Is your business prepared for the CCPA/CPRA?
There are now two data laws in California to comply with. For California-based businesses and those with Californian customers, they need to ensure they are up to speed with both pieces of legislation. They also have to execute a proper infrastructure - or potentially face financial and civil penalties.
The California Consumer Privacy Act (CCPA) regulates how California-based companies protect the personal information of their customers.
The California Privacy Rights Act (CPRA) has since been passed, adding amendments to the CCPA, effective as of January 2023.
Companies should have a specific and targeted approach to ensure CCPA/CPRA compliance. It can be easy for all data privacy laws to be lumped together and take a one-size-fits-all approach. But being compliant with one law does not guarantee you are compliant with another.
While the CCPA established new data protection rights for Californian residents, the CPRA sought to strengthen those rights and put in place better mechanisms to ensure compliance.
Does the CCPA apply to our business?
If you are a for-profit business that processes the data of California residents - the short answer is most likely. There are several thresholds to cross for the law to apply to you:
If you process the personal information of over 100,000 California residents annually, or
Have a gross annual revenue exceeding $25 million, or
Derive over 50% of annual revenue from selling the personal information of California residents.
Under the CCPA, personal information is defined as including:
direct identifiers (e.g. real names, addresses, social security numbers),
indirect identifiers (e.g. anything identifiable that ties to the consumer or their household).
unique identifiers (e.g. cookies and IP addresses),
biometric data,
geolocation data,
internet activity, and
sensitive information (e.g. health data, religious or political affiliations, etc.).
The CCPA does apply to us, what do we need to know?
The CCPA, as amended by the CPRA, creates several rights for how consumer data is collected, shared, and deleted:
The right to know, i.e. the right to request personal data collected about the customer over the last 12 months be disclosed by the business.

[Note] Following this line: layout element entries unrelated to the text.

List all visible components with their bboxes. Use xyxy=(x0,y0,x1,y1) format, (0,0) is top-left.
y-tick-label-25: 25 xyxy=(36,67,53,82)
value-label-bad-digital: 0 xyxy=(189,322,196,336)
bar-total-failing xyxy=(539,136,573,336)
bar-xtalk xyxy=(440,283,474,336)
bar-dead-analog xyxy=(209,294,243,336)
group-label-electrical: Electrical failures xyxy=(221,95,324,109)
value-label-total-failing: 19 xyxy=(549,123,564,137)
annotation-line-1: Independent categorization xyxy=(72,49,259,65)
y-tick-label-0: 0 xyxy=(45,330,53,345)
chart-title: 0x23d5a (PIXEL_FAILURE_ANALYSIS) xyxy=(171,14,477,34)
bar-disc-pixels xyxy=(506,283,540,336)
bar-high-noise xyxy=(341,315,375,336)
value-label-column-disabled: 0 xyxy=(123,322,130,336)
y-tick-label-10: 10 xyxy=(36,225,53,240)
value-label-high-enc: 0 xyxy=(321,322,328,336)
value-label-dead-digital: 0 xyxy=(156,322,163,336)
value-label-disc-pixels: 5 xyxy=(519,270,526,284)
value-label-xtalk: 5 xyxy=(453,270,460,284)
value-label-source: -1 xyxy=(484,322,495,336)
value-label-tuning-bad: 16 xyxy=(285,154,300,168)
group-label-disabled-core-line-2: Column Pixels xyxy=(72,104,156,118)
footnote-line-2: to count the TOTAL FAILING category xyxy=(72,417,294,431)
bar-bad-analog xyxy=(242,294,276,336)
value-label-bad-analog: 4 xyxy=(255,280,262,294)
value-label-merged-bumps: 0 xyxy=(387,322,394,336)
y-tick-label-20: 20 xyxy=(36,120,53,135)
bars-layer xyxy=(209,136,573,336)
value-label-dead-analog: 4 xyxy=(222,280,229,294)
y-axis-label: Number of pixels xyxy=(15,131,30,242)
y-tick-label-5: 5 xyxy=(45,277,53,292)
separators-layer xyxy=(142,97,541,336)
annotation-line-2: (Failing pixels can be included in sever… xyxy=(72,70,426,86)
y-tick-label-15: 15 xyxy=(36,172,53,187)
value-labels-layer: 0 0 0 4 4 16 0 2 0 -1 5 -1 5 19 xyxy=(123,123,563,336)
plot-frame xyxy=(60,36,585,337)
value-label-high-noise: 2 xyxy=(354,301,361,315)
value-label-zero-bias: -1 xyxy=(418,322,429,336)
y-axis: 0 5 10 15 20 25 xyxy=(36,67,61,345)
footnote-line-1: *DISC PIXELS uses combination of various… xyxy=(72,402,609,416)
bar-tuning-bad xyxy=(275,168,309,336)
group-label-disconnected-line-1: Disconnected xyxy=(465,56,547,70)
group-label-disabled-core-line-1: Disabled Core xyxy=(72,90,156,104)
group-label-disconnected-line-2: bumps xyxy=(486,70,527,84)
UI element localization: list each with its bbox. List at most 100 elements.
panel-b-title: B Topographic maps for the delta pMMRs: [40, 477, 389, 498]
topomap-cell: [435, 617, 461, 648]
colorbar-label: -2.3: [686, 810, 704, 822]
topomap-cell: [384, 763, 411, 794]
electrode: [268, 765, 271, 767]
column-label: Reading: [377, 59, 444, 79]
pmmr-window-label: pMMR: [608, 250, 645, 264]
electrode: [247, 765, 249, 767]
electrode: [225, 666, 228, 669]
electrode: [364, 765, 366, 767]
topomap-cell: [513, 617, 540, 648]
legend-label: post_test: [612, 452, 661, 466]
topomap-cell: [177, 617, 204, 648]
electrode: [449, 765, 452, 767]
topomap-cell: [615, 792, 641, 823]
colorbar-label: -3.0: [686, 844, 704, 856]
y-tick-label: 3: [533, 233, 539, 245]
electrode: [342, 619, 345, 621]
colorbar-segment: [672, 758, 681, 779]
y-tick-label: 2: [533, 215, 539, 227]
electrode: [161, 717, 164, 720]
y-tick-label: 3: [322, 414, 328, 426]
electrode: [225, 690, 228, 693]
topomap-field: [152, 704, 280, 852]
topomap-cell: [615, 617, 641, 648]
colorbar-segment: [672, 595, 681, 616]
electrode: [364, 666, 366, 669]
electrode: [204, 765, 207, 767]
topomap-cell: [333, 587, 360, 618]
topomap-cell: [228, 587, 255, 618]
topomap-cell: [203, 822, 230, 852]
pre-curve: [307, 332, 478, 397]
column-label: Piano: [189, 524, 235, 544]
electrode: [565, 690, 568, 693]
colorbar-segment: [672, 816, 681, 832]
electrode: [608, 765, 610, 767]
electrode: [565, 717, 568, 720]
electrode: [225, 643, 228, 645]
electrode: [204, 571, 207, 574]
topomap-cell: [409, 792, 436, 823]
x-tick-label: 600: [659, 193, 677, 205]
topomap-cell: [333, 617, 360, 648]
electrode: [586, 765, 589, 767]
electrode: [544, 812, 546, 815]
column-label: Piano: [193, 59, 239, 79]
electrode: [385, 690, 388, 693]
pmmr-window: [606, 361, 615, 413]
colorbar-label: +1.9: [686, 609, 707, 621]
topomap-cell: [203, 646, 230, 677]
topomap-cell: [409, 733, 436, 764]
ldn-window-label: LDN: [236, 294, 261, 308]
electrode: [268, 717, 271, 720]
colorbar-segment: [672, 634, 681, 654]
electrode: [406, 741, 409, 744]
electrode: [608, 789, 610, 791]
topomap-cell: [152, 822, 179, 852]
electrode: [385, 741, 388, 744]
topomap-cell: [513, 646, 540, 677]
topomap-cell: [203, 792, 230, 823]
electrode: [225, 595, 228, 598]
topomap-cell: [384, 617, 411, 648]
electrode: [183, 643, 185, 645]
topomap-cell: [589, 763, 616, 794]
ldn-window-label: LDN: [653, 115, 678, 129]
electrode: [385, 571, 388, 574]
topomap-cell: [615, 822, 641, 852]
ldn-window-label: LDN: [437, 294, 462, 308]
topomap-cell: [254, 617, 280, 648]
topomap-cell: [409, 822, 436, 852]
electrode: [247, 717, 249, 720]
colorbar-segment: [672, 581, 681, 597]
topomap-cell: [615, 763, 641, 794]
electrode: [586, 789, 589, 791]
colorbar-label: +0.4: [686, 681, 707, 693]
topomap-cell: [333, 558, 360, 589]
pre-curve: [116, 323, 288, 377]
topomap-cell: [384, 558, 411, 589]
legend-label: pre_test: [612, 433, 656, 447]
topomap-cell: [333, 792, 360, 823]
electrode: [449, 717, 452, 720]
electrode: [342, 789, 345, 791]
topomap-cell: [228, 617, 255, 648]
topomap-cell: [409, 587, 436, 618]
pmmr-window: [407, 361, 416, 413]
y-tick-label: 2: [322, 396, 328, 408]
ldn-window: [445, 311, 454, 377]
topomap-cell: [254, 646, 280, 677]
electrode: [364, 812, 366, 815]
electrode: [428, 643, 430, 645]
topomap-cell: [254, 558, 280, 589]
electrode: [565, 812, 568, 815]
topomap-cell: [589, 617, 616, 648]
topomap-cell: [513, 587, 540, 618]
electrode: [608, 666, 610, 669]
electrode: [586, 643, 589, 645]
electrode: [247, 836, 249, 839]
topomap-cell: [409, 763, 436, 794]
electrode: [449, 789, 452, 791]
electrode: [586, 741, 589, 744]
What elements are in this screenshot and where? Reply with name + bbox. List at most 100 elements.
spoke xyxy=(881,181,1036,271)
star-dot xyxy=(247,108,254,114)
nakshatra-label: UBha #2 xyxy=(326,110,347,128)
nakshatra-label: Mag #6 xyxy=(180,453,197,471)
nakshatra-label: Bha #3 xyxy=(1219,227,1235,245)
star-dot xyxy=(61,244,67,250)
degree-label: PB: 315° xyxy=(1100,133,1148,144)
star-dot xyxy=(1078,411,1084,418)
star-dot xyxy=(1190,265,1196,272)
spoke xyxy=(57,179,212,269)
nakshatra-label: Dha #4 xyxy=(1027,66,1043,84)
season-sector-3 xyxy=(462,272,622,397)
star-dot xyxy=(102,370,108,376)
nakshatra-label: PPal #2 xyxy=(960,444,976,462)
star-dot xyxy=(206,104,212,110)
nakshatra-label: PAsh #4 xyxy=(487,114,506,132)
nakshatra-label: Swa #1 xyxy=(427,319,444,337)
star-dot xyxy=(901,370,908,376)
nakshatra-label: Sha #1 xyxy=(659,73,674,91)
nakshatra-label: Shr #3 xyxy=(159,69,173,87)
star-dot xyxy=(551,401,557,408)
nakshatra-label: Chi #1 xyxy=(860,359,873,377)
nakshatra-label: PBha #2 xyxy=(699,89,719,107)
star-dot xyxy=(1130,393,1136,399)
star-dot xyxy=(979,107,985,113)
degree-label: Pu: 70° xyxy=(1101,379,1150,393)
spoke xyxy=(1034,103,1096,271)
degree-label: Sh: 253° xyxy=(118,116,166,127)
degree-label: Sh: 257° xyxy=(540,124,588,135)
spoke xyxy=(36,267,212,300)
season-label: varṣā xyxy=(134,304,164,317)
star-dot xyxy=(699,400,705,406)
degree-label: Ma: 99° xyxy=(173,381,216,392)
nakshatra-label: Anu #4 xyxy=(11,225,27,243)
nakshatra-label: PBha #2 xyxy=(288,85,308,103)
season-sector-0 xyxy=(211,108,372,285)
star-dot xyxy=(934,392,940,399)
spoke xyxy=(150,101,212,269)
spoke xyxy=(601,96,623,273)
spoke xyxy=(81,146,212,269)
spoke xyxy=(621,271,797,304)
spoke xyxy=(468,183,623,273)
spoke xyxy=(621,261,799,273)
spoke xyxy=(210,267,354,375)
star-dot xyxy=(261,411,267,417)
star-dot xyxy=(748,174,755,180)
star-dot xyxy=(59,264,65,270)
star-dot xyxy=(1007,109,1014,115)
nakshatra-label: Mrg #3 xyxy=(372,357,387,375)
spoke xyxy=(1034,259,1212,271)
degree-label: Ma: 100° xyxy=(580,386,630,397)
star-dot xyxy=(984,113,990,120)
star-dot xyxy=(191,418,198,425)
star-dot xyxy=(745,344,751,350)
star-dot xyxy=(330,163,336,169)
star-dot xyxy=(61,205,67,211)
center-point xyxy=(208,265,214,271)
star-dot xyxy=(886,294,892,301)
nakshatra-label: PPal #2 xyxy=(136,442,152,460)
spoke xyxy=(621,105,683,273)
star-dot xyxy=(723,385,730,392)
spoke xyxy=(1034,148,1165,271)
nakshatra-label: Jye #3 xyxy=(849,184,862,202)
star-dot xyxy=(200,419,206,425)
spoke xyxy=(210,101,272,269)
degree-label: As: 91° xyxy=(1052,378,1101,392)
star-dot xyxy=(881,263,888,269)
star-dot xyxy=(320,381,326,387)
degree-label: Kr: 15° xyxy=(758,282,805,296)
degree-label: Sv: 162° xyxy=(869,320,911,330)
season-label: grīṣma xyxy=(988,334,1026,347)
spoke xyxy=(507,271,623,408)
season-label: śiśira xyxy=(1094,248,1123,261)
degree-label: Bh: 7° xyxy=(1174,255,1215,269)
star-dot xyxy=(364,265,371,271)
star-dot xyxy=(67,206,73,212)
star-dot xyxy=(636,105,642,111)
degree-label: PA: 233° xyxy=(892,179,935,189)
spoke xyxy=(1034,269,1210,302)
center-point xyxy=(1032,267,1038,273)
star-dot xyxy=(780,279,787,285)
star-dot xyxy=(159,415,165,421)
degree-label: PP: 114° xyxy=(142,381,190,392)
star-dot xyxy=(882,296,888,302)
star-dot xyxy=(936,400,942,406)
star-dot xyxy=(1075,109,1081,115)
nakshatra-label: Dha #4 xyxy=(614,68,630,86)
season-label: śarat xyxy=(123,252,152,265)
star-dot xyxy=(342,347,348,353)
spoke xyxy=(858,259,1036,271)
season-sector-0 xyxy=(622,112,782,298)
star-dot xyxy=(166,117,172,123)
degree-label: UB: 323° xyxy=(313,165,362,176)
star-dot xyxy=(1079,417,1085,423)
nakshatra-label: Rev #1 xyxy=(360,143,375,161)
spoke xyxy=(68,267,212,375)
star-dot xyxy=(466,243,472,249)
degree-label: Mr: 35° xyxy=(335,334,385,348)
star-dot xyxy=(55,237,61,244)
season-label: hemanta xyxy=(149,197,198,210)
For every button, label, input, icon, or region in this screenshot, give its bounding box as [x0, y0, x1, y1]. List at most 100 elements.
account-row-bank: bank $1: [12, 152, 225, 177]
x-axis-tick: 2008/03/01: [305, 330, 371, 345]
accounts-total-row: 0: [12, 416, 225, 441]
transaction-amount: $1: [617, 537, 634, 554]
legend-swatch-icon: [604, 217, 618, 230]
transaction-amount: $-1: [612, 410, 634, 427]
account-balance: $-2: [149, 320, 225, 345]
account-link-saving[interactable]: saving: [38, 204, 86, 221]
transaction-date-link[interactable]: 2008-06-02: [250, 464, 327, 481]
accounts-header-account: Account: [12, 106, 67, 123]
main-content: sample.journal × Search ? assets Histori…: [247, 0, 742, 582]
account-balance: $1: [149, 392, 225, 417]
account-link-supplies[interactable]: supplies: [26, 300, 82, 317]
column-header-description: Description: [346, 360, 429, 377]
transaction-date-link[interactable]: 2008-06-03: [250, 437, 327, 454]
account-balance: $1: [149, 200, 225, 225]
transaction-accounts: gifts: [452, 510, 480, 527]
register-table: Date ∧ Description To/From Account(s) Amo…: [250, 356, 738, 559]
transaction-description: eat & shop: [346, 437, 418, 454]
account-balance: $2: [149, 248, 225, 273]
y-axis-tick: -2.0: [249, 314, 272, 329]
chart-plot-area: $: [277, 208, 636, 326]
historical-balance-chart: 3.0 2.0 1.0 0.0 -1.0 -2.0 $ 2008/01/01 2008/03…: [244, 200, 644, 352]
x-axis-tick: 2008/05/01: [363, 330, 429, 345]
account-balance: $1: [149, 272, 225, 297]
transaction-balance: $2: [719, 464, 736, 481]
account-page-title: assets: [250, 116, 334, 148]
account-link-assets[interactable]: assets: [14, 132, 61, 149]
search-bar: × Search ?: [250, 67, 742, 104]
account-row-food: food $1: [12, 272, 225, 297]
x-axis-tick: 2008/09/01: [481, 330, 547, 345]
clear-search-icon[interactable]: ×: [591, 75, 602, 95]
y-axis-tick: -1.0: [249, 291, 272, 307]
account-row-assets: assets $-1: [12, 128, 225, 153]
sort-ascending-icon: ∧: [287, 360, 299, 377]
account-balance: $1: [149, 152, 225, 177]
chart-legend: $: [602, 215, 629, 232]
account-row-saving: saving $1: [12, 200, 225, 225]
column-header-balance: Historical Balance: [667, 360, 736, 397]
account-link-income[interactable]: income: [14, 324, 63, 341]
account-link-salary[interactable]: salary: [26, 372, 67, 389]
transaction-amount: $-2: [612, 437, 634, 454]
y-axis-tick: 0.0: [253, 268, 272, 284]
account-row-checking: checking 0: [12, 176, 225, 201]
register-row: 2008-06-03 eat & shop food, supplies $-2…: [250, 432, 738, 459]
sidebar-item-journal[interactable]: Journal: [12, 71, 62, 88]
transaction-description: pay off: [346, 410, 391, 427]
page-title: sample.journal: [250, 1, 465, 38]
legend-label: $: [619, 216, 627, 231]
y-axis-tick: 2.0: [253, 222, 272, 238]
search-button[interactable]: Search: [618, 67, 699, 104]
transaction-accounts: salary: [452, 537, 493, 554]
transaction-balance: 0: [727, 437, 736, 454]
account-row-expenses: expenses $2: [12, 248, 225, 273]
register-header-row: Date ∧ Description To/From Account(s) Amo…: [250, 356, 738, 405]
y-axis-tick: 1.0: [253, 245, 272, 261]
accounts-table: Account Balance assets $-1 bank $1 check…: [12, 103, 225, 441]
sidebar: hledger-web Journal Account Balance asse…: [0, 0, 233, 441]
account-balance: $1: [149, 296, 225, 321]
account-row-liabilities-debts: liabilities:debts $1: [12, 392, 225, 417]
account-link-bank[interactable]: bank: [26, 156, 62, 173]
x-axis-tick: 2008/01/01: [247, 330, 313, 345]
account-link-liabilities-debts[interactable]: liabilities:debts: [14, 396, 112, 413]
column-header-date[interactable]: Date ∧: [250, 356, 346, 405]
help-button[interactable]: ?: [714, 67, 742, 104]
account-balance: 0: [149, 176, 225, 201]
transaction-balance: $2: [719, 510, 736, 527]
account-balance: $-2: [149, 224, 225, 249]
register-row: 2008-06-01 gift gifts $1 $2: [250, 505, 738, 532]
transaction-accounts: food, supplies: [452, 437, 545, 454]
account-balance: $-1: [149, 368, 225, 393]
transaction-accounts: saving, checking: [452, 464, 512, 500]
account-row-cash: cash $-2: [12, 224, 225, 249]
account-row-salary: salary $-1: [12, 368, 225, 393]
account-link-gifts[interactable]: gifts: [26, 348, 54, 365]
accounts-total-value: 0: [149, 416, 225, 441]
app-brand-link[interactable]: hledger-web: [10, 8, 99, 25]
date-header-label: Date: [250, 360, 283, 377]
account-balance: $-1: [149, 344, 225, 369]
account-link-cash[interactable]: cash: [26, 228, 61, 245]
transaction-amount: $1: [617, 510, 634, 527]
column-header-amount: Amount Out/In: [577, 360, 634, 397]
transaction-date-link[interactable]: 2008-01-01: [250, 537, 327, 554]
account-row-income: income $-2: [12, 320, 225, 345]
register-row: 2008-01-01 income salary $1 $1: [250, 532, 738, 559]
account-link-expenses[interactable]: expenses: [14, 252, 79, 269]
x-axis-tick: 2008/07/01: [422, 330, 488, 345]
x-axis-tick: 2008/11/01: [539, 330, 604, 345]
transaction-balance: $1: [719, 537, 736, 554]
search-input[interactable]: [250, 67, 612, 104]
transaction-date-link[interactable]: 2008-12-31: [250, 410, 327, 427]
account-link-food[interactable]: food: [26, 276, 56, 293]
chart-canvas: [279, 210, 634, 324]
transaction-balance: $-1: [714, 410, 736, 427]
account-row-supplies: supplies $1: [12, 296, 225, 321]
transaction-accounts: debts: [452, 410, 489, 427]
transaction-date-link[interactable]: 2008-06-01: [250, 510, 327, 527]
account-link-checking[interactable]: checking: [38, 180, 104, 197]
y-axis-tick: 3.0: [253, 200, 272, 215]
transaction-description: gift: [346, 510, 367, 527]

The right to delete the personal information of the consumer.
The right to opt-out of their personal information being sold.
The right to opt-in to personal information being sold for those under 16.
The right to non-discriminatory treatment for exercising these rights.
The right to privately sue for data breaches.
The right to correction of inaccurate personal information.
The right to limit the use of sensitive personal information.
The right to request information about automated decision-making.
The right to opt out of automated decision-making being used on their personal information.
Since the CPRA has come into effect, these rules apply not only to consumers but also to business-to-business (B2B) data and employee data.
What is new from the CPRA?
Businesses need to take extra care with how they handle the information of their employees, contractors, and any third parties they deal with - guaranteeing them the same rights as their consumers.
Since the CPRA was enacted, it has established the California Privacy Protection Agency (CPPA). They enforce the law and the private right of action for consumers. As well as private suits, penalties can range up to $7500 per violation, with each impacted consumer potentially having a right to a separate violation.
The CPRA also means the removal of the “cure period”. This is when companies who breach the law no longer have a 30-day period to right this wrong and consumers can take immediate legal action.
Instead, the California Attorney General or the California Privacy Protection Agency (CPPA) can offer a cure period - but this is not a guarantee.
How to practically implement CCPA/CPRA compliance?
There are a few structural practices you can have:
You must ensure there are the right mechanisms for consumers to exercise these rights. This often comes down to your website and privacy policies.
You must have a properly updated privacy policy that informs customers about the types of personal data you collect, and why at or before the data collection point.
You must give clear and easy means to opt out of their data being sold to third parties.
Proper due diligence needs to be taken with younger consumers - if a consumer is under the age of 16, explicit consent is needed before selling their personal information. For children under the age of 13, a legal guardian or parents must opt-in on their behalf.
Having the correct structures in place makes it easier to avoid fines and lawsuits.
The company Sephora received a large $1.2 million fine for illegally selling data using third-party trackers (cookies), as well as failing to follow consumer opt-out requests.
There can be a lot to keep in mind, but here’s a quick and easy checklist to help manage your compliance efforts:
Carry out regular risk assessments on how data is collected, stored, and shared.
Regularly review your employee and B2B contracts. Ensure the HR team are aware of the company's responsibilities under the CCPA.
Hire a specific data privacy officer or team to handle the bulk of data privacy and cybersecurity issues.
Practice mapping your data so you can see where data is held, where it is sent, and when.
Update and audit your privacy policies on your website. They should clearly define your data governance policy, as well as give consumers all the information needed on how to exercise their rights.
Create tools to protect personal data and regularly audit and review them.